Roane stepped toward her, his hands outstretched. “You’ve been through a shock, sweetheart. Let me—”

She flinched back, and he stopped in place.

“Don’t touch me,” she fairly yelled. She felt cold and alone and just plain horrible. She wished she could fall into his arms, wished she could let him comfort her. Which made her feel even more horrible, for she was a woman who did not need a man to make her life better. Men wrought nothing but heartache. Especially men like Roane.

“Do you know that I saw James? I was home when they returned his body. He’d not been seen for days. I have no idea where he’d been, and still no one will tell me. But he was…they say he fell down a flight of stairs. Already he was…grey. His arm was twisted and he was bloody. There was a gash on his head and someone had wound a neck cloth around it. I don’t know if he fell or if he was pushed or if something else altogether happened. He smelled like gin and horrid perfume.”

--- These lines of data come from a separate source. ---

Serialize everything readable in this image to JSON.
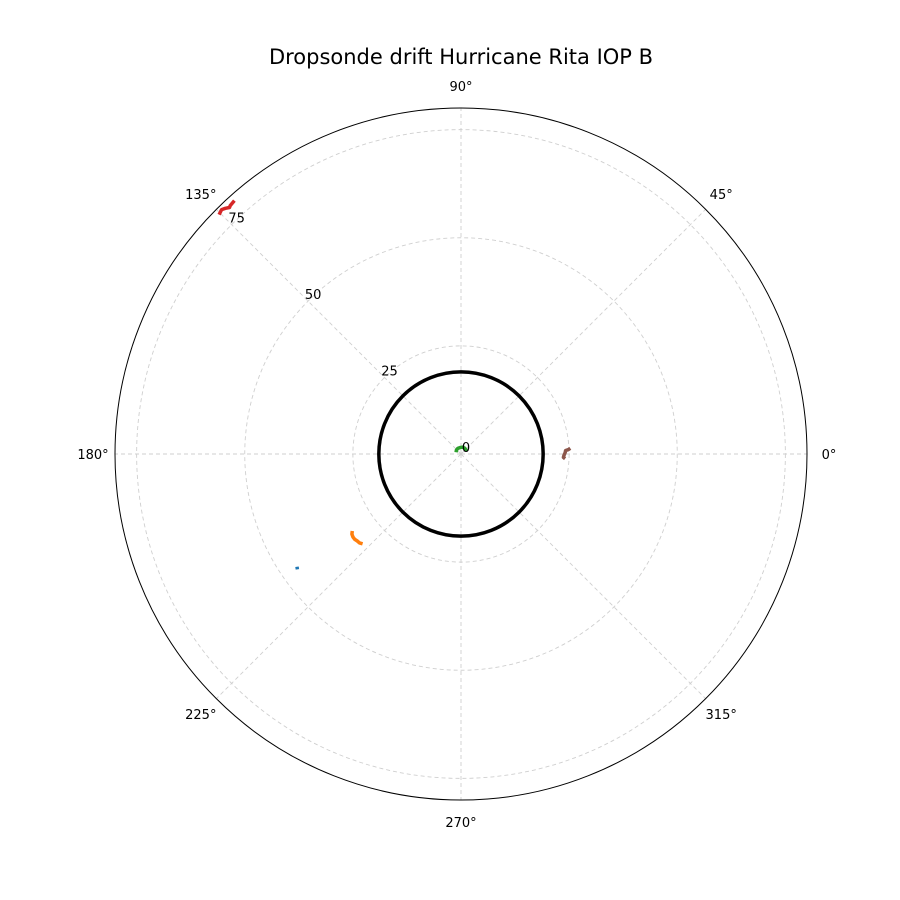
{
  "chart_data": {
    "type": "line",
    "projection": "polar",
    "title": "Dropsonde drift Hurricane Rita IOP B",
    "rlim": [
      0,
      80
    ],
    "r_ticks": [
      0,
      25,
      50,
      75
    ],
    "theta_ticks_deg": [
      0,
      45,
      90,
      135,
      180,
      225,
      270,
      315
    ],
    "theta_tick_labels": [
      "0°",
      "45°",
      "90°",
      "135°",
      "180°",
      "225°",
      "270°",
      "315°"
    ],
    "grid": true,
    "reference_circle": {
      "r": 19,
      "color": "#000000"
    },
    "series": [
      {
        "color": "#1f77b4",
        "points": [
          [
            215.2,
            46.3
          ],
          [
            214.5,
            46.0
          ]
        ]
      },
      {
        "color": "#ff7f0e",
        "points": [
          [
            222.4,
            30.8
          ],
          [
            221.2,
            31.2
          ],
          [
            220.0,
            31.3
          ],
          [
            218.8,
            31.5
          ],
          [
            217.5,
            31.5
          ],
          [
            216.3,
            31.3
          ],
          [
            215.3,
            30.8
          ]
        ]
      },
      {
        "color": "#2ca02c",
        "points": [
          [
            30,
            1.2
          ],
          [
            40,
            1.5
          ],
          [
            60,
            1.6
          ],
          [
            80,
            1.6
          ],
          [
            100,
            1.5
          ],
          [
            120,
            1.5
          ],
          [
            140,
            1.4
          ],
          [
            160,
            1.2
          ]
        ]
      },
      {
        "color": "#d62728",
        "points": [
          [
            131.8,
            78.6
          ],
          [
            132.9,
            78.4
          ],
          [
            133.2,
            78.2
          ],
          [
            133.8,
            78.7
          ],
          [
            134.4,
            79.1
          ],
          [
            135.3,
            78.7
          ]
        ]
      },
      {
        "color": "#8c564b",
        "points": [
          [
            357.4,
            24.1
          ],
          [
            358.1,
            23.7
          ],
          [
            359.1,
            23.8
          ],
          [
            0.8,
            24.1
          ],
          [
            1.9,
            24.2
          ],
          [
            2.3,
            24.8
          ],
          [
            3.0,
            25.3
          ]
        ]
      }
    ]
  }
}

“Christ.” Roane looked tense, like it took effort to keep himself from coming to her. “You should not have—”

“Should not have what? Seen his corpse? Learned the truth?” Her hands ached from clutching the blanket. “I am his sister, Roane. I tried to help him. I tried to talk to him—” A sob escaped her and she pressed her blanketed fist to her mouth. The wool was rough and damp and
real
. “He’d always had a fondness for drink, but he’d be silly and playful and kind. Something…sometime after Michaelmas he became angry. He would say the most awful things. He hardly ever ate or slept, and he began to have tremors in his hands. I heard that he’d taken to gambling on the horse races and lost an obscene amount of money.”

Roane stepped toward her. “I am so sorry, sweetheart.”

“I just don’t understand.” The cold air felt like medicine to her aching throat. “I lie awake and I think about it…Why didn’t he come for the gold, if he was in trouble? Why would he move the money, rather than pay off his debts, or, heavens, the bills?”